For my other introductory course, the book is in Dutch, and the focus is on the archeology of the Netherlands. The professor for the course had a chat with the director of my program and they decided that I don't need to take it after all.

My third course, and my only master course this period (a period is like a semester, but there are six of them, two before Christmas, and four after) was scheduled to meet twice a week, but the Monday meetings have turned out not to be classes at all, but "working lectures," which just means that we could work during those times if we wanted, but the professor won't be there, and we don't have to be either.

So I only have class on Friday afternoons, plus the two three-day excursions later this month. For this week, that meant that Jesse and I had time for an extra museum (the Stedelijk Museum, full of strange modern-art video installations) in addition to the Rijks- and Van Gogh museums, and several afternoons spent biking around in search of pretty locations to draw (in his case) and photograph (in mine). Some of these photographs may make their way into the blog once the computer is resurrected.

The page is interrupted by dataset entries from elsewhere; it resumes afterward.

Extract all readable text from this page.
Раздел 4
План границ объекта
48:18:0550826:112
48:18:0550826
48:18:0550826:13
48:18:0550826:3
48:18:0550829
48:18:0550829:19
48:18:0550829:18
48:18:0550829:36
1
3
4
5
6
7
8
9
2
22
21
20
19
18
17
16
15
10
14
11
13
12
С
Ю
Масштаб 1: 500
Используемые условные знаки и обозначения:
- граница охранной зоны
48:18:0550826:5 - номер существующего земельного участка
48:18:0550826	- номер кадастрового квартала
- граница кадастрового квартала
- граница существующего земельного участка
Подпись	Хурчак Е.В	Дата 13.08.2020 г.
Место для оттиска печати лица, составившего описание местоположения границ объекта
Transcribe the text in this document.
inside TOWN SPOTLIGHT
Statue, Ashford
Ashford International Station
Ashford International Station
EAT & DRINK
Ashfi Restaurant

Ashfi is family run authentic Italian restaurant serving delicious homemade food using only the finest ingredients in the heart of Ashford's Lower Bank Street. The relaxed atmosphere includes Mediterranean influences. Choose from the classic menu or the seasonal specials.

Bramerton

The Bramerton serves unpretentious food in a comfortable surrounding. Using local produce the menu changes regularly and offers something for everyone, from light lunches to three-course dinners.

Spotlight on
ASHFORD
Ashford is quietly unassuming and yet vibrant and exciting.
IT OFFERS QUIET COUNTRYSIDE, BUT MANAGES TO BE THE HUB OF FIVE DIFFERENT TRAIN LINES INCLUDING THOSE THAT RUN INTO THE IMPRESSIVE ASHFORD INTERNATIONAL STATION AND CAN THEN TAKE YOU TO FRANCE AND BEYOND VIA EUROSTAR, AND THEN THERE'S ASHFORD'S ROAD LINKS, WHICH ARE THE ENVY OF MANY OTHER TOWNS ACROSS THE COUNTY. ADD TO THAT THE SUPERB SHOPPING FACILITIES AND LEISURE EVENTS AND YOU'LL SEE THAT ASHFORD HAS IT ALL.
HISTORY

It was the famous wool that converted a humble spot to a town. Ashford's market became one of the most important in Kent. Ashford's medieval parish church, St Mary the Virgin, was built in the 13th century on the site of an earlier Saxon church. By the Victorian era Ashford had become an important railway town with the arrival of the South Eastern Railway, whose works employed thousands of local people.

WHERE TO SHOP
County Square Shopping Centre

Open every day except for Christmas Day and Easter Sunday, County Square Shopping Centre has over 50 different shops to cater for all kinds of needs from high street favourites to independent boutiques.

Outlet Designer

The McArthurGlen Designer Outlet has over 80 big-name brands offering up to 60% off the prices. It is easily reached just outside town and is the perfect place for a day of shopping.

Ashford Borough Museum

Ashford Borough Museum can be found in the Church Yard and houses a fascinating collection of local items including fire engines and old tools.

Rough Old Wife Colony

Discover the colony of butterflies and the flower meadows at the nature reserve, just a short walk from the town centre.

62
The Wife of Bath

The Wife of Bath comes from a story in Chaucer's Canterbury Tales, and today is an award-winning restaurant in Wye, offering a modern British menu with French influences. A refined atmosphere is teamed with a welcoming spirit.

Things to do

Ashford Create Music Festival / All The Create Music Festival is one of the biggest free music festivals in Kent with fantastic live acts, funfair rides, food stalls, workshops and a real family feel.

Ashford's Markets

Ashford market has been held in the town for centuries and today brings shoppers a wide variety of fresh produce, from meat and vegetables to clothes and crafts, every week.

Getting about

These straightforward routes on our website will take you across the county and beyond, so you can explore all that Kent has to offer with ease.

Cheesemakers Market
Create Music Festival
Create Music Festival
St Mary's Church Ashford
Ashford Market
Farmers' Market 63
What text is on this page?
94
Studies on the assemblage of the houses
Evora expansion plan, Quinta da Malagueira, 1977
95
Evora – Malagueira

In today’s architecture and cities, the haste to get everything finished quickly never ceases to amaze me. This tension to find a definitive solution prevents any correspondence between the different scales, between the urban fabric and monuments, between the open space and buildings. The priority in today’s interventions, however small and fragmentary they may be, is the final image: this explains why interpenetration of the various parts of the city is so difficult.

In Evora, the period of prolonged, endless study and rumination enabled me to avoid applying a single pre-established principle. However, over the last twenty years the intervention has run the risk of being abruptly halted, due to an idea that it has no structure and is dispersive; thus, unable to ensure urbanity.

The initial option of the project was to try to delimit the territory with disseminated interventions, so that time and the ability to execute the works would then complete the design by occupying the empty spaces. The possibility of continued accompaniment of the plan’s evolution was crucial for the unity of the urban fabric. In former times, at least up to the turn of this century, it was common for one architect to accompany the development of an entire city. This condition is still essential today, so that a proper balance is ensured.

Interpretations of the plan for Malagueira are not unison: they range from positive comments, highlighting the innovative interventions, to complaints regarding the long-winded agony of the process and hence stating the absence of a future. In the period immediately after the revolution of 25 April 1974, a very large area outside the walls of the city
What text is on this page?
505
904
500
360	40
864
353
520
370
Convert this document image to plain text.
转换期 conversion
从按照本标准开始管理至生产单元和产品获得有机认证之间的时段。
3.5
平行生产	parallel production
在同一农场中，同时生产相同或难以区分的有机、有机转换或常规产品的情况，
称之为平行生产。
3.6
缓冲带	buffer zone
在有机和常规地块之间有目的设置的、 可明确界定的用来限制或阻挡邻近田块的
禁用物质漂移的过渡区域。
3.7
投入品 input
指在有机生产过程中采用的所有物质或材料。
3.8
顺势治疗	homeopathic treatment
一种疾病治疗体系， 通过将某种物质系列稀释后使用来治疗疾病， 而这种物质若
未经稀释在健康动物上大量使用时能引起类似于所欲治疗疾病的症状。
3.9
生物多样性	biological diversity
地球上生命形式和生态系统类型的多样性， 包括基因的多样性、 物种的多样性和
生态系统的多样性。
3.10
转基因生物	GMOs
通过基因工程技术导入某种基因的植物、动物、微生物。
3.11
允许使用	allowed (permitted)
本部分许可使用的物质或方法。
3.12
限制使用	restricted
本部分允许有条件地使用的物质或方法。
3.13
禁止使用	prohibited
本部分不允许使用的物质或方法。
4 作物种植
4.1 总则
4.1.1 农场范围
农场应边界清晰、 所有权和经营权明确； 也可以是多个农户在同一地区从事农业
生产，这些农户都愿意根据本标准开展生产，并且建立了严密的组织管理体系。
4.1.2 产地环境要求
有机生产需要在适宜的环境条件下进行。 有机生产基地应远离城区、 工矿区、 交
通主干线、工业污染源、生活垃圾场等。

Probably the highlight of the week was the coffeeshop we found near Museumplein, which I later found out is part of a chain (Bagels and Beans) but is awesome nevertheless. Pleasant atmosphere and good coffee aside, this particular place has a resident kitty. She is tiny and black, with white paws, and very small. She ran right up to me when I tapped on the floor, and within a couple of minutes she was curled up in my lap like it was her job. Jesse took some pictures of this, but since his computer also has The Consumption, they may also take a while to materialize.